Having discovered the library, he moved inquisitively inside. There was music playing and its purity drew him further into the room. Here was a place for people to rest and read, accompanied by a soothing soundtrack capable of easing the busiest of airport minds. He found it enchanting, inspirational. Then he saw the piano. Up to that point he had automatically assumed the music to be a radio station or a CD, piped in through speakers unseen. It transformed the experience, like a flood of colour onto an already-beautiful black and white world.
He stood where he was, three steps into the room. Captivated. Motionless. It felt personal; as if both instrument and pianist had been placed there especially to ensure the wait for his plane would be a beautiful one. He is by nature an appreciative person, but even he was struck by how grateful he was to be there. As he described to me when he called, it showed him it is possible to find art anywhere.

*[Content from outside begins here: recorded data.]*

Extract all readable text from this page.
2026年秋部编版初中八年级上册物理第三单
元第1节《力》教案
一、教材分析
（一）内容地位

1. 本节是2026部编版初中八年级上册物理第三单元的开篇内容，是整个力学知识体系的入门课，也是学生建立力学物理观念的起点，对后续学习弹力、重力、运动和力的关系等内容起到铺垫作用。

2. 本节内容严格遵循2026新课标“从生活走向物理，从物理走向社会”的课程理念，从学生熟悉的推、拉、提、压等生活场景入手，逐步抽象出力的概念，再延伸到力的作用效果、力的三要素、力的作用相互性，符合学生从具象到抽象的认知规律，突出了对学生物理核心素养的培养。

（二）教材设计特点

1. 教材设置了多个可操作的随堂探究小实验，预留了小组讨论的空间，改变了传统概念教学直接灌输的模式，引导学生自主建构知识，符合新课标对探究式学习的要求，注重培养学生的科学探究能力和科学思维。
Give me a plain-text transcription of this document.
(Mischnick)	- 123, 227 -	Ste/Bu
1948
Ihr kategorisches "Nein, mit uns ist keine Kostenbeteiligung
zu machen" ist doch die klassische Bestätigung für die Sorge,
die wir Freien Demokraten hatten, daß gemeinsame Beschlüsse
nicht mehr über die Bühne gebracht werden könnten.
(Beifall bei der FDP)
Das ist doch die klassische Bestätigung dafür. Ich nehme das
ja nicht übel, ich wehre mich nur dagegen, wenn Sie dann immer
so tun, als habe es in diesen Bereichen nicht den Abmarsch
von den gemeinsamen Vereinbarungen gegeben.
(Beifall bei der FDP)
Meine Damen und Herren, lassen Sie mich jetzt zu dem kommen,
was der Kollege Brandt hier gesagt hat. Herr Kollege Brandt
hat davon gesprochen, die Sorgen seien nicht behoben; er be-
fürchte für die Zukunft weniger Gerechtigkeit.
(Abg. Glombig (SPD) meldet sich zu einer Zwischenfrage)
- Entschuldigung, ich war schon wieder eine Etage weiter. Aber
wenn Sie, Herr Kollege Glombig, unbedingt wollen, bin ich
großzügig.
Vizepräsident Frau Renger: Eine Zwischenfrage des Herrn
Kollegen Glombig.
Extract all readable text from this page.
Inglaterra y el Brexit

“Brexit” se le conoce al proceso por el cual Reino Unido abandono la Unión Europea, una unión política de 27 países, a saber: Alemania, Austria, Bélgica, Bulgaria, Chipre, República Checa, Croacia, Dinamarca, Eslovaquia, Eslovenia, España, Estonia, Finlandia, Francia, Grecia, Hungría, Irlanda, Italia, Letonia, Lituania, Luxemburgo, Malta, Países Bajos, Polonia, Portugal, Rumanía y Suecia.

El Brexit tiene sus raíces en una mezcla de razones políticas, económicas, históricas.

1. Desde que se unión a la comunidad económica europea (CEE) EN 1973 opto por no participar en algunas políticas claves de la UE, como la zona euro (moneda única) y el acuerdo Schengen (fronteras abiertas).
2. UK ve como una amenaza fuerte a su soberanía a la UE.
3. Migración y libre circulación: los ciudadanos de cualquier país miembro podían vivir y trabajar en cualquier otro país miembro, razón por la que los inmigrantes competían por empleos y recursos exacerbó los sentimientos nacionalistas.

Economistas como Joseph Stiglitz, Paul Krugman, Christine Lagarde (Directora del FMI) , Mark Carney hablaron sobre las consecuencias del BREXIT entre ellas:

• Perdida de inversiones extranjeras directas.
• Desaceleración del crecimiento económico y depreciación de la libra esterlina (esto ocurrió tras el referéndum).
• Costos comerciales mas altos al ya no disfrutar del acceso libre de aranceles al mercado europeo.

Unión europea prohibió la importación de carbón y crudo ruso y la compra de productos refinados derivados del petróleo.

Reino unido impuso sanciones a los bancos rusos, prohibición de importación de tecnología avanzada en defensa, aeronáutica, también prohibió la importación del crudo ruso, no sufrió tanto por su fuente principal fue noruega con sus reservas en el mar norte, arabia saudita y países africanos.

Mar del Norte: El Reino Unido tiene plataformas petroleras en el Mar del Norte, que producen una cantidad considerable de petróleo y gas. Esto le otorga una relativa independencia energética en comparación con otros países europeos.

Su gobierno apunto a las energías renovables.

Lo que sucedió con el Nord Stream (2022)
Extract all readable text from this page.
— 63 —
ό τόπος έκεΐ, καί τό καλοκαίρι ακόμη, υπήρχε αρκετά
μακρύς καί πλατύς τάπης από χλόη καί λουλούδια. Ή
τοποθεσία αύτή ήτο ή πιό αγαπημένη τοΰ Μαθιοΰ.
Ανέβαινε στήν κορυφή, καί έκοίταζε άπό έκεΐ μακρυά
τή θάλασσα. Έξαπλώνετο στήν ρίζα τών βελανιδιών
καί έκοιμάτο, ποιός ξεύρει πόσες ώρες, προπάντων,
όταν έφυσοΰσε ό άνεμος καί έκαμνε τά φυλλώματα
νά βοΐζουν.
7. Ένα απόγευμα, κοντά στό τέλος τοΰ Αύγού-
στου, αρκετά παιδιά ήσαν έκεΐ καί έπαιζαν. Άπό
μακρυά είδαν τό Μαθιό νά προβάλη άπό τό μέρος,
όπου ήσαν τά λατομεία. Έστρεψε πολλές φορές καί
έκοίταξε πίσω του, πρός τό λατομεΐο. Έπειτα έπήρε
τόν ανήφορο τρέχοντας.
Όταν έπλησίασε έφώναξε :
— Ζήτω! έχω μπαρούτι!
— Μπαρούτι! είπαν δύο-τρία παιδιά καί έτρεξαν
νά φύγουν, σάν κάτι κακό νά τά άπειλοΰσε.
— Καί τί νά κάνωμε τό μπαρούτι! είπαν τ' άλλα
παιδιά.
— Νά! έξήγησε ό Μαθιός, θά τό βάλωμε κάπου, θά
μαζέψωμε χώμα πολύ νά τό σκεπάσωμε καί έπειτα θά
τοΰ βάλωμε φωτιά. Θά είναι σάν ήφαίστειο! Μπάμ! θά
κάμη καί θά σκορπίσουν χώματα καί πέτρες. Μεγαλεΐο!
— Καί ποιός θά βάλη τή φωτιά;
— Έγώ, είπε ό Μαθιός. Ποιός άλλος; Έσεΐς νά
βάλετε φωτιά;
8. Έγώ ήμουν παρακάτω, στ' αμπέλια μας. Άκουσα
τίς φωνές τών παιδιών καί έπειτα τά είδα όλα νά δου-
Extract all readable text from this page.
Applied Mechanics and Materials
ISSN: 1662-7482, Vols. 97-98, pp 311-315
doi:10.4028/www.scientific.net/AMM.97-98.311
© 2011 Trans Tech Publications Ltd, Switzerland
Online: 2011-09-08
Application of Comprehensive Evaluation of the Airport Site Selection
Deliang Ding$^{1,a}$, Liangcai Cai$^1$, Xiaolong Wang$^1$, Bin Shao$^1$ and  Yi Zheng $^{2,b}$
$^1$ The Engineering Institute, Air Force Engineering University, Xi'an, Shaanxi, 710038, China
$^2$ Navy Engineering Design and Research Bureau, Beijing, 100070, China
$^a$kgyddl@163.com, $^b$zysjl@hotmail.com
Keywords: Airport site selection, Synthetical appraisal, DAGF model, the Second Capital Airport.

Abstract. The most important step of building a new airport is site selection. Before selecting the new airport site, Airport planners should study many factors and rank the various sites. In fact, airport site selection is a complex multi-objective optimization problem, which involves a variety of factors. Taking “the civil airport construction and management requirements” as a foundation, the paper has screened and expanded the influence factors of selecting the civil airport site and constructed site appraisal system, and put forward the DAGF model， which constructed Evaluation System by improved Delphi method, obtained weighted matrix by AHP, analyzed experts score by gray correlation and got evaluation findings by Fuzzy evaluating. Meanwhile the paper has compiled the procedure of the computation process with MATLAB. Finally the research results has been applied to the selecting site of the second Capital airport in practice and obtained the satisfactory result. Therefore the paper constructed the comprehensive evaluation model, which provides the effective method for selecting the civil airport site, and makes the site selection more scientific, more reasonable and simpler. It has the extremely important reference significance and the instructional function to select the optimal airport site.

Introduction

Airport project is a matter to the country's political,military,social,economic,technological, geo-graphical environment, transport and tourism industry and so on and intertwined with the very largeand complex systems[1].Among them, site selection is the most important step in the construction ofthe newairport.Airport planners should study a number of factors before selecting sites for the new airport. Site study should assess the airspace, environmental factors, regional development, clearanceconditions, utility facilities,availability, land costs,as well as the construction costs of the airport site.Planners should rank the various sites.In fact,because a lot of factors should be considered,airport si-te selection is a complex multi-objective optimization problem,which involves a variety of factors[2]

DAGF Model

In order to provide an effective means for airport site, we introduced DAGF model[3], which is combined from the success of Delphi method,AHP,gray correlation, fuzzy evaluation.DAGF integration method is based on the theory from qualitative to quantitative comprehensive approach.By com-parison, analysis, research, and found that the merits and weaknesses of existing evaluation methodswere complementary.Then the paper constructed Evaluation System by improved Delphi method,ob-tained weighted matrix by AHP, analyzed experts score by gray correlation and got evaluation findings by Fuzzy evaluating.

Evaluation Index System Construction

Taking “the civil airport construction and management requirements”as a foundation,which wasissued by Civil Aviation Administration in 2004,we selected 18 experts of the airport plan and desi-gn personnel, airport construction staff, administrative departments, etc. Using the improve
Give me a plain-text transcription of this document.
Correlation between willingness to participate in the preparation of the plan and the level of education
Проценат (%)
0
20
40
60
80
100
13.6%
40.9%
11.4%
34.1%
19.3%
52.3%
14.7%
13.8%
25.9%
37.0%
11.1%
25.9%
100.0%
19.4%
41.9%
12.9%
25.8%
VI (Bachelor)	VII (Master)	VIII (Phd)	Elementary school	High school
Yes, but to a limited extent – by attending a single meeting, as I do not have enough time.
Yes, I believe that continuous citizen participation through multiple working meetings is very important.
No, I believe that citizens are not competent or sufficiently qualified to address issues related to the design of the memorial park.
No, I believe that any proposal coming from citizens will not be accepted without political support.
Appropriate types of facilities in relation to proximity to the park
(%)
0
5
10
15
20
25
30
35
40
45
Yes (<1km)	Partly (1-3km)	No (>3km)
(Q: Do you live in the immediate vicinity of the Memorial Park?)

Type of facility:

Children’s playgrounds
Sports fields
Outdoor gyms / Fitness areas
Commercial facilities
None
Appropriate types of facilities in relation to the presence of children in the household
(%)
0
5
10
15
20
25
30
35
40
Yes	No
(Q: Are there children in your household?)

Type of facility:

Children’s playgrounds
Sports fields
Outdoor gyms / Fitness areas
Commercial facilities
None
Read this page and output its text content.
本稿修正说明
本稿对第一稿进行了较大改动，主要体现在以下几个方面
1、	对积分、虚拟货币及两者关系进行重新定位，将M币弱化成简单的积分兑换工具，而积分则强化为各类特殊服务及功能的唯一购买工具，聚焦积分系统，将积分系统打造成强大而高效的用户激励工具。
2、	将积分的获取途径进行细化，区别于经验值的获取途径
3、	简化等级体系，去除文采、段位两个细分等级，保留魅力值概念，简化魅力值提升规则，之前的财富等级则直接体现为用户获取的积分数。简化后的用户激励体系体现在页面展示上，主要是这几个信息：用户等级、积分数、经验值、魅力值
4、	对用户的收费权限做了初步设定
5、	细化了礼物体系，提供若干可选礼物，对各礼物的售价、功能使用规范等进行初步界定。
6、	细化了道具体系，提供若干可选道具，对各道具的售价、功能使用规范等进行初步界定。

The pianist was a young woman, clearly talented and, like at least one member of her audience, lost in the essence of her playing, seemingly untroubled by her early-morning shift at the airport. After a short while she stopped to speak to a young man who had approached her, his backpack slung lazily over one shoulder, acting as a counterbalance as he leaned on the polished surface of the piano. Its weight kept him from falling inwards toward her, leaning, as he was, as close as strangers might allow.
They talked for a while. There was an intimacy between them. Maybe a shared love of music. Or maybe he had requested a piece which meant more to her than music. But she didn’t play another note. Instead, after a check of her watch, she leaned gently to one side, picked up her own backpack which had been obscured by the piano’s form, and together they walked off to catch their flight.
My friend was right. I did appreciate it. It made my day. I took his call on the busy platform of a train station during the morning commute. There was no grand piano where I was standing, but in the clarity of his appreciation I was able to share his piano. One installed in an airport library for anyone and everyone to enjoy and which, only moments previously, had been brought to life by a woman who shared a moment of beauty with her boyfriend, a room full of strangers and one particularly appreciative friend of mine.